Siempre me he preguntado que extraño poder de sugestión detenta esa combinación de colores y símbolos impresos en una tela como para ser susceptible de movilizar voluntades de forma masiva y unívoca. Mi relación con las banderas nunca ha sido particularmente estrecha.

De hecho, la distancia que mantengo respecto a estas resulta similar a la establecida con esa cohorte de ideólogos de la patria a sueldo de los grandes hombres de negocio o, lo que es lo mismo, del poder. Al fin y al cabo, qué son realmente los denominados nacionalismos sino letanías emocionales para embaucar al pueblo al tiempo que se le expolia con el mismo ímpetu que son coreados los himnos que lo enardecen.

No es casualidad, por tanto, que el auge de los movimientos nacionalistas en Europa a finales del siglo XVIII y buena parte del XIX coincidiera con el desarrollo de la conciencia romántica que impregnaría los postulados de las revoluciones liberales e instituiría una nueva cosmovisión basada en el individuo, en el Yo, como centro indisoluble de la existencia humana. Esta perspectiva, trasladada al ámbito político, daría lugar a un repliegue localista posibilitado por el arraigo del Estado-Nación en todo el continente, una atomización territorial patente en la que se pondría en valor las particularidades inherentes a cada lugar en un proceso avivado por un literario sentimiento de pertenencia.

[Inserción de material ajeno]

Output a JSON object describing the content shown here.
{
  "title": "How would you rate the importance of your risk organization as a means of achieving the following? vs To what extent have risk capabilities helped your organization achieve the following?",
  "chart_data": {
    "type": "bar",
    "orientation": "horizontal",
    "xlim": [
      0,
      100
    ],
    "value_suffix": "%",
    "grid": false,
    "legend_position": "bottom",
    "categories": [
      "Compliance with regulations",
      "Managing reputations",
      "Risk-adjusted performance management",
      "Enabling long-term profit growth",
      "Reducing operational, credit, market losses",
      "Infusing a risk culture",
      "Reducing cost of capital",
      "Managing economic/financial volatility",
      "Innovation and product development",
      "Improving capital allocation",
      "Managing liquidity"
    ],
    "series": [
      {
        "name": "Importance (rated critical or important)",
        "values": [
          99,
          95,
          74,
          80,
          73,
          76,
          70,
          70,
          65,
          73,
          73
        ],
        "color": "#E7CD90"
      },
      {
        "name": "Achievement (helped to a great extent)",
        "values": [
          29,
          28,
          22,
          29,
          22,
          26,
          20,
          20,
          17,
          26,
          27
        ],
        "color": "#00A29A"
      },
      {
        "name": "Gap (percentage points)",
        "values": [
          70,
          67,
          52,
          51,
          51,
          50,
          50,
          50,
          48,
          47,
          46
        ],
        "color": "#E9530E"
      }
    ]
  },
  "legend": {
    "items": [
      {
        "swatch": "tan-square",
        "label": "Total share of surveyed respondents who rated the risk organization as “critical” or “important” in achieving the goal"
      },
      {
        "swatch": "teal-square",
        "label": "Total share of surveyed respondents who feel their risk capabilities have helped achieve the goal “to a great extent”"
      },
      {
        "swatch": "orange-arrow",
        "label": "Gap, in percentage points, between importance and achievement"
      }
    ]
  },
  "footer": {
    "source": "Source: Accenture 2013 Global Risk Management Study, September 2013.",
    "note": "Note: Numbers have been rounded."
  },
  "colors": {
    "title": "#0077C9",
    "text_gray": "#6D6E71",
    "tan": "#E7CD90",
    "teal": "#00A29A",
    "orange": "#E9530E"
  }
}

Este proceso, evidentemente, obedecía también a razones históricas, como la paulatina caída de los regímenes imperiales que durante siglos pervivieron en Europa aglutinando grandes extensiones de terreno, desde Carlomagno hasta Napoleón pasando por Felipe II o la propia civilización romana. No obstante, el auge de la burguesía comercial y su desmedida ambición por acaparar el poder al que aún se aferraba la nobleza, facilitó el desarrollo de un discurso enaltecedor en torno a la soberanía del pueblo, la libertad o el sentimiento nacional, cuando en realidad el objetivo era mucho más pragmático; asaltar las estructuras de poder y no precisamente para entregárselas a la ciudadanía.

En la actualidad, el nacionalismo cuenta con dos vertientes paradójicas. Por un lado, la globalización económica y cultural (sendas caras de una misma moneda, al fin) ha tendido a diluir las fronteras de las naciones y a imponer una visión de la realidad más o menos unívoca, al menos en lo que podríamos catalogar el bloque occidental. Sin embargo, por otro lado, esta homogeneización de los flujos de dinero, información e ideologías ha provocado al mismo tiempo un movimiento de retroceso hacia posiciones localistas a través de las que se reafirma una suerte de identidad colectiva más cerrada y exclusiva.

En realidad, este último aspecto no significa más que una estrategia política para canalizar la voluntad del pueblo hacia una serie de intereses de la clase alojada en el poder. Pues, de cualquier forma, los ciudadanos de un territorio concreto seguirán viendo las mismas películas en el cine y los mismos formatos televisivos, escuchando idénticas canciones, recibiendo una información exterior similar, o comprando análogos productos de consumo, que aquellos del pueblo de al lado o de la otra orilla del mundo. Es decir, que en un mundo globalizado, si bien existen particularidades de acuerdo a las latitudes en las que nos encontremos (siempre refiriéndonos a Occidente), la cosmovisión de las personas tiende cada vez a ser más homogénea y compartida con el resto de comunidades humanas.

Así pues, ¿cuál es el sentido de los movimientos nacionalistas que erigen la diferencia respecto a los demás como elemento central para vertebrar un discurso más emocional que racional? Sencillamente el mismo que a lo largo de la historia se ha repetido una y otra vez; cuanto menor sea el territorio o el ámbito de jurisdicción, mayores serán las posibilidades para ejercer el poder en todas sus vertientes y sin trabas impuestas por un órgano central. En resumidas cuentas, el nacionalismo es la opción que se abre cuando se está cansado de trabajar de camarero y se decide tomar las riendas del restaurante. Todo lo demás (banderas, himnos, soflamas patrioteras…) son sólo estupideces para encandilar a los idiotas.